How to get the length of Japanese characters in Javascript?

mark uy picture mark uy · Jul 12, 2012 · Viewed 7.1k times · Source

I have an ASP Classic page with SHIFT_JIS charset. The meta tag under the page's head section is like this:

<meta http-equiv="Content-Type" content="text/html; charset=shift_jis">

My page has a text box (txtName) that should only allow 200 characters. I have a Javascript function that validates the character length, which is called on the onclick() event of my Submit button.

if(document.frmPage.txtName.value.length > 200) {
  alert("You have exceeded the maximum length of 200.");
  return false;
}

The problem is, Javascript is not getting the correct length of Japanese character encoded in SHIFT_JIS. For example, the character 测 has a SHIFT_JIS length of 8 characters, but Javascript is only recognizing it as one character, probably because of the Unicode encoding that Javascript uses by default. Some characters like ケ have 2 or 3 characters when in SHIFT_JIS.

If I will only depend on the length provided by Javascript, long Japanese characters would pass the page validation and it will try to save on the database, which will then fail because of the 200 maximum length of the DB column.

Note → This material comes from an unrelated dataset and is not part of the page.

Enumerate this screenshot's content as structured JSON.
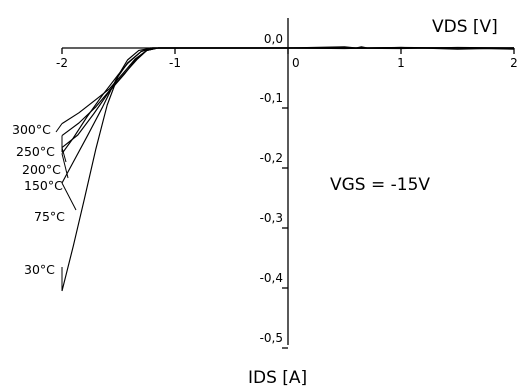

The browser that I'm using is Internet Explorer. Is there a way to get the SHIFT_JIS length of the Japanese character using Javascript? Is it possible to convert from Unicode to SHIFT_JIS using Javascript? How?

Thanks for the help!

Answer

bobince picture bobince · Jul 13, 2012

For example, the character 测 has a SHIFT_JIS length of 8 characters, but Javascript is only recognizing it as one character, probably because of the Unicode encoding

Let's be clear: 测, U+6D4B (Han Character 'measure, estimate, conjecture') is a single character. When you encode it to a particular encoding like Shift-JIS, it may very well become multiple bytes.

In general JavaScript doesn't make encoding tables available so you can't find out how many bytes a character will take up. If you really need to, you have to carry around enough data to work it out yourself. For example, if you assume that the input contains only characters that are valid in Shift-JIS, this function would work out how many bytes are needed by keeping a list of all the characters that are a single byte, and assuming every other character takes two bytes:

function getShiftJISByteLength(s) {
    return s.replace(/[^\x00-\x80。「」、・ヲァィゥェォャュョッーアイウエオカキクケコサシスセソタチツテトナニヌネノハヒフヘホマミムメモヤユヨラリルレロワン ゙ ゚]/g, 'xx').length;
}

However, there are no 8-byte sequences in Shift-JIS, and the character 测 is not available in Shift-JIS at all. (It's a Chinese character not used in Japan.)

Why you might be thinking it constitutes an 8-byte sequence is this: when a browser can't submit a character in a form, because it does not exist in the target charset, it replaces it with an HTML character reference: in this case &#27979;. This is a lossy mangling: you can't tell whether the user typed literally or &#27979;. And if you are displaying the submitted content &#27979; as then that means you are forgetting to HTML-encode your output, which probably means your application is highly vulnerable to cross-site scripting.

The only sensible answer is to use UTF-8 instead of Shift-JIS. UTF-8 can happily encode 测, or any other character, without having to resort to broken HTML character references. If you need to store content limited by encoded byte length in your database, there is a sneaky hack you can use to get the number of UTF-8 bytes in a string:

function getUTF8ByteLength(s) {
    return unescape(encodeURIComponent(s)).length;
}

although probably it would be better to store native Unicode strings in the database so that the length limit refers to actual characters and not bytes in some encoding.